Pengertian daya saing suatu negara dalam kepariwisataan adalah kemampuan menarik kunjungan wisatawan, baik wisatawan yang datang langsung ke negara tersebut, maupun yang datang setelah berkunjung ke negara lain. Dari pengertian tersebut maka hakekat persaingan dalam kepariwisataan tidak sama dengan persaingan pada sektor-sektor lainnya, karena hakekat persaingan dalam kepariwisataan pada prinsipnya adalah saling melengkapi, yaitu apabila wisatawan telah mengunjungi suatu negara yang merupakan negara pilihan utama, maka kemungkinan wisatawan tersebut untuk mengunjungi negara lainnya cukup besar, dengan catatan negara tersebut memiliki ciri khas yang berbeda dengan negara pilihan utama. 

Secara umum daya saing yang perlu ditingkatkan untuk memacu pertumbuhan pariwisata nasional mencakup tiga aspek yaitu:

  1. daya saing negara termasuk di dalamnya organisasi pariwisata nasional dan kualitas SDM-nya;
  2. daya saing masyarakat termasuk di dalamnya nilai­ nilai yang dimiliki masyarakat dalam menyikapi kepariwisataan;
  3. dan yang terakhir adalah daya saing unit bisnis kepariwisataan termasuk didalamnya keandalan dalam mengantisipasi keinginan wisatawan yang semakin demanding.

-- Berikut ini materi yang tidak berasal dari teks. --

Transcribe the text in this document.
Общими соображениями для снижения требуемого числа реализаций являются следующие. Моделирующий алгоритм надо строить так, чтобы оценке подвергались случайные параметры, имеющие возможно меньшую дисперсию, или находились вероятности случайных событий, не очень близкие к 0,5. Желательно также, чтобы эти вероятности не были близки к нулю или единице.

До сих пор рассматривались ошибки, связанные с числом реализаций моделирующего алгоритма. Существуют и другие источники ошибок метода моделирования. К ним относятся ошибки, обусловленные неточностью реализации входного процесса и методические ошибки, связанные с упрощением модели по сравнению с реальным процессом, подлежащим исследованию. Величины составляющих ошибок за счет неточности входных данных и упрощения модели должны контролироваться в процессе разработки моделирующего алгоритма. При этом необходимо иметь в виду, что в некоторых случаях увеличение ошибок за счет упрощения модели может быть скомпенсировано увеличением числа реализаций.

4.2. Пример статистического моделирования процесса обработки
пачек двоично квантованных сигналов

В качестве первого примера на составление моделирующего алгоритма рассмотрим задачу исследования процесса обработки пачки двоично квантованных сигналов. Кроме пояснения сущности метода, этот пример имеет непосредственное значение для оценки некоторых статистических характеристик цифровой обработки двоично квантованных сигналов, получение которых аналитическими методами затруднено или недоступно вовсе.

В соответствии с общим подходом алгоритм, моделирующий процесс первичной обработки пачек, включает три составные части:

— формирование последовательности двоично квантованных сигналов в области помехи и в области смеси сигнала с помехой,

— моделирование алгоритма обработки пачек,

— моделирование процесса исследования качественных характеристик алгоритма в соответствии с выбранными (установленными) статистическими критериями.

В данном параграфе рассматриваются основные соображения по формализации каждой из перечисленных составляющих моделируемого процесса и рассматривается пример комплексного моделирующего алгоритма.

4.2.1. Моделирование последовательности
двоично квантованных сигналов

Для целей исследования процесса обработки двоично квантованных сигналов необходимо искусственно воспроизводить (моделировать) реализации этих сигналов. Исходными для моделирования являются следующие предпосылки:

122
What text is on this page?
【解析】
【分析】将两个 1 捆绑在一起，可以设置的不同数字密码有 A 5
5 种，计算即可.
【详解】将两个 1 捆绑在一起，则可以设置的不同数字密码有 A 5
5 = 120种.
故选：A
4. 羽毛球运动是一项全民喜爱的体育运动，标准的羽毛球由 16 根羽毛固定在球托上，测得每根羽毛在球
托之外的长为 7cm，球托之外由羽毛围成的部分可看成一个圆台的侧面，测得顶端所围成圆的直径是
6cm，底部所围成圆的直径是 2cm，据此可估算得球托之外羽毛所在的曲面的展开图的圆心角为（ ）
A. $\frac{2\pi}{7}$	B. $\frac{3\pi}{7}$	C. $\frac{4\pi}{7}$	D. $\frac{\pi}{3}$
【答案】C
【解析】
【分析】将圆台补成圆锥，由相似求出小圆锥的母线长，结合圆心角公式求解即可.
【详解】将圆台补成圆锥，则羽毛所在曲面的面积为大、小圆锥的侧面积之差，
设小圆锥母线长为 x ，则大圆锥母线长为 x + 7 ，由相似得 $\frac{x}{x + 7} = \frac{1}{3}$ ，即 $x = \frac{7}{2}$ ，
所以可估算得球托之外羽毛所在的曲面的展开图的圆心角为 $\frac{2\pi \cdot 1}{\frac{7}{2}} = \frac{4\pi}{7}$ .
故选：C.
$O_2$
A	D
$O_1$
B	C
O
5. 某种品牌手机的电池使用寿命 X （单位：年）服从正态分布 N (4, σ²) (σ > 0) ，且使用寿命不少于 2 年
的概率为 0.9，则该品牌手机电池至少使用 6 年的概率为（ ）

Sementara peta persaingan pariwisata Indonesia di kancah internasional, mengacu kepada buku profil pariwisata luar negeri terbitan Departemen Kebudayaan dan Pariwisata,yang  dikelompokkan ke dalam 2 (dua) bagian yaitu pesaing utama dan pesaing khusus. Pesaing utama merupakan negara-negara dengan beberapa kemiripan dalam industri pariwisata seperti jumlah kunjungan, keberadaan pasar utama, keberadaan pasar potensial, posisi geografis, dan produk wisata yang ditawarkan. Yang termasuk negara pesaing utama bagi Indonesia antara lain adalah: Malaysia, Thailand, Philipina dan Vietnam, sedangkan Singapura dan Australia dikategorikan sebagai pesaing khusus berdasarkan fungsi geografis dan strategi pemasarannya. 

Daya saing pariwisata Indonesia dibandingkan dengan negara ­negara lain terutama dengan pesaingnya di atas, hingga kini masih sangat lemah. Sederet kelemahan itu terkait masalah manajemen produk, kurangnya sajian atraksi pariwisata dan budaya, kondisi infrastruktur, sumber daya manusia, pengelolaan destinasi wisata, pemasaran dan regulasi. Kelemahan lain termasuk pula masalah bencana alam, keamanan dan kesehatan, seperti adanya penyakit demam berdarah dan flu burung yang saat ini cukup menakutkan bagi wisatawan mancanegara untuk datang ke Indonesia. 

Dari sederet kelemahan tersebut, anggaran promosi pariwisata Indonesia juga masih memprihatinkan. Hal tersebut terlihat dari biaya promosi Indonesia misalnya pada tahun 2006 paling kecil diantara anggaran promosi yang dilakukan oleh pesaingnya. Anggaran terbesar dipegang oleh Australia dengan budget sekitar Rp. 250 triliun, disusul oleh Singapura dengan budget sekitar Rp 600 milyar, Malaysia dan Philipina Rp 400 milyar, dan Thailand Rp 300 milyar, sementara budget dana promosi Indonesia hanya Rp 100 milyar. 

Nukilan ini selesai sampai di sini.